The monthly salaries of workers at a factory are normally distributed with mean 210 pounds and standard deviation 10 pounds. Determine the probability of choosing at random a worker with a salary between 184 and 233 pounds.
We are told that the data set is normally distributed. It has a mean 𝜇 of 210 pounds and a standard deviation 𝛿 of 10 pounds. We’re looking to find the probability of choosing a worker with a salary of between 184 and 233 pounds. If we choose 𝑥 to represent the salary of the worker. We’re trying to find the probability that 𝑥 is greater than 184 and less than 233. And to do this, we’re going to need to find the 𝑧-scores that correspond to 184 and 233.
We use the formula 𝑥 minus 𝜇 over 𝛿. And what this does is it standardizes the data. And it allows us to read probability from a standard normal table, with a mean of zero and a standard deviation of one. If we substitute 184 as 𝑥 in this formula, we get that the 𝑧-value is 184 minus the mean, that’s 210, all over the standard deviation 10. That’s negative 2.6. And for the 𝑥-value of 233, it becomes 233 minus 210, again, over 10, which is 2.3.

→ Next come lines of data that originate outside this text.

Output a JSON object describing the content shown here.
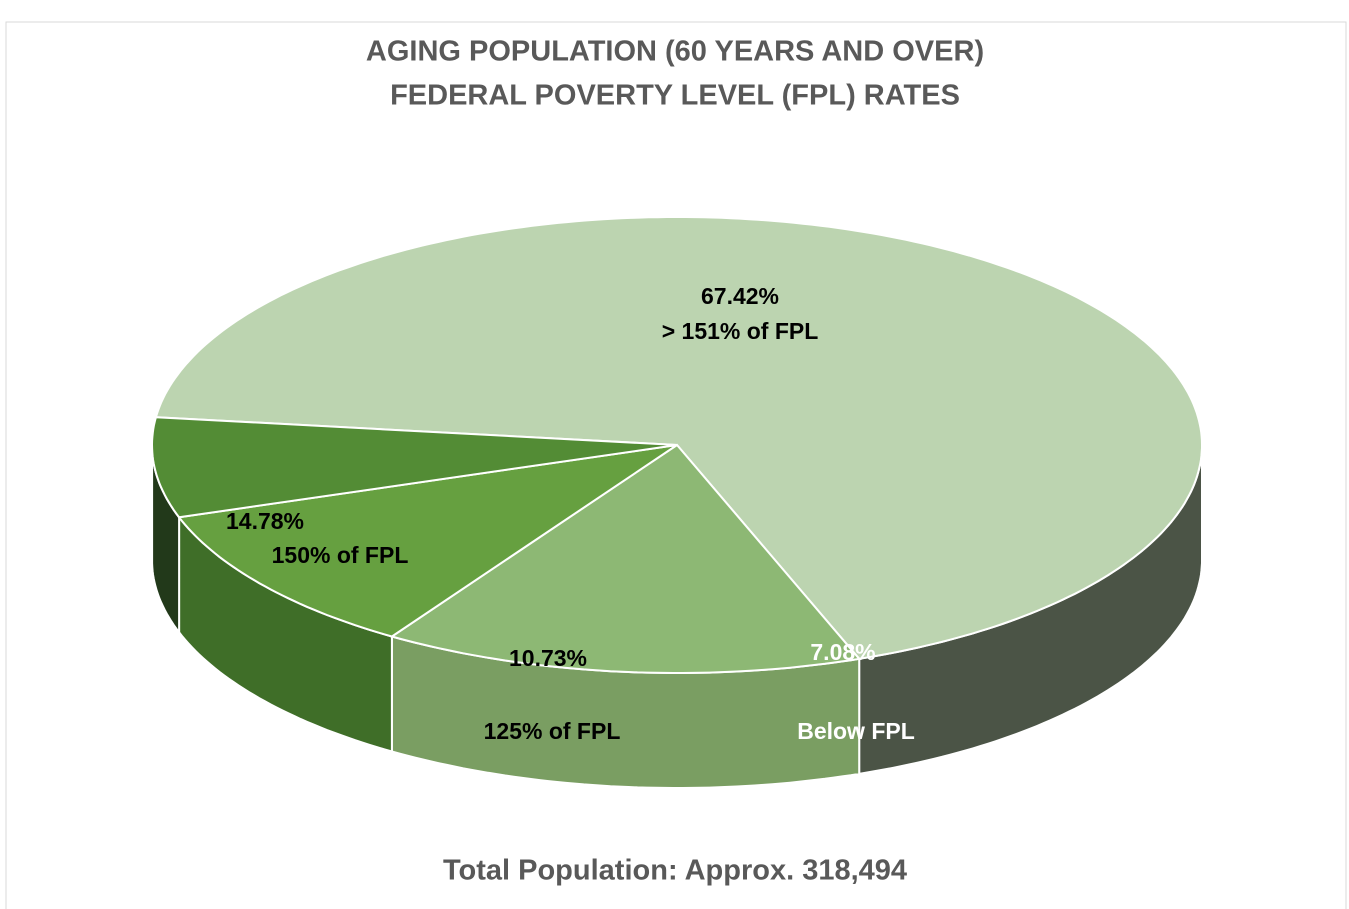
{
  "chart_data": {
    "type": "pie3d",
    "title": [
      "AGING POPULATION (60 YEARS AND OVER)",
      "FEDERAL POVERTY LEVEL (FPL) RATES"
    ],
    "categories": [
      "> 151% of FPL",
      "150% of FPL",
      "125% of FPL",
      "Below FPL"
    ],
    "values": [
      67.42,
      14.78,
      10.73,
      7.08
    ],
    "value_labels": [
      "67.42%",
      "14.78%",
      "10.73%",
      "7.08%"
    ],
    "colors": [
      "#bcd4b0",
      "#8db874",
      "#66a040",
      "#538c35"
    ],
    "side_colors": [
      "#4b5446",
      "#7a9e62",
      "#3f6e28",
      "#22391a"
    ],
    "annotation": "Total Population: Approx. 318,494"
  }
}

So, we can say the probability we’re interested in can be found by finding the probability that 𝑧 is greater than negative 2.6 and less than 2.3. And at this point, let’s consider the shape of the curve made by normally distributed data. It’s this bell shape. It’s completely symmetrical about the mean and the area underneath the curve is one.
We need to find the shaded area. And since the probabilities are cumulative, we can say that we can find this by subtracting the probability that 𝑧 is less than negative 2.6, that’s the lower one, from the probability that 𝑧 is less than 2.3. Now the probability that 𝑧 is less than 2.3 can be found by looking up 2.3 in the standard normal table. It’s 0.9893. But the probability that 𝑧 is less than negative 2.6 is a little trickier, since we don’t have negative values in our table.
And this is where the symmetry of the curve’s important. We can see that since the curve is symmetrical about the mean, the probability that 𝑧 is less than negative 2.6 is the same as the probability that 𝑧 is greater than 2.6. But once again we can’t find that probability by looking up 2.6 in the table. The table will tell us the probability that 𝑧 is less than 2.6.
So, instead we use the fact that the area under the curve is one. And we can see that this shaded area can be found by subtracting the probability that 𝑧 is less than 2.6 from one. If we look up a 𝑧-value of 2.6 in this table, that gives us 0.9953. And one minus 0.9953 is 0.0047.
So, the probability that 𝑧 is greater than 2.6 and, therefore, the probability that 𝑧 is less than negative 2.6 is 0.0047. 0.9893 minus 0.0047 is 0.9846. And therefore, the probability of choosing at random a worker with a salary between 184 and 233 pounds is 0.9846.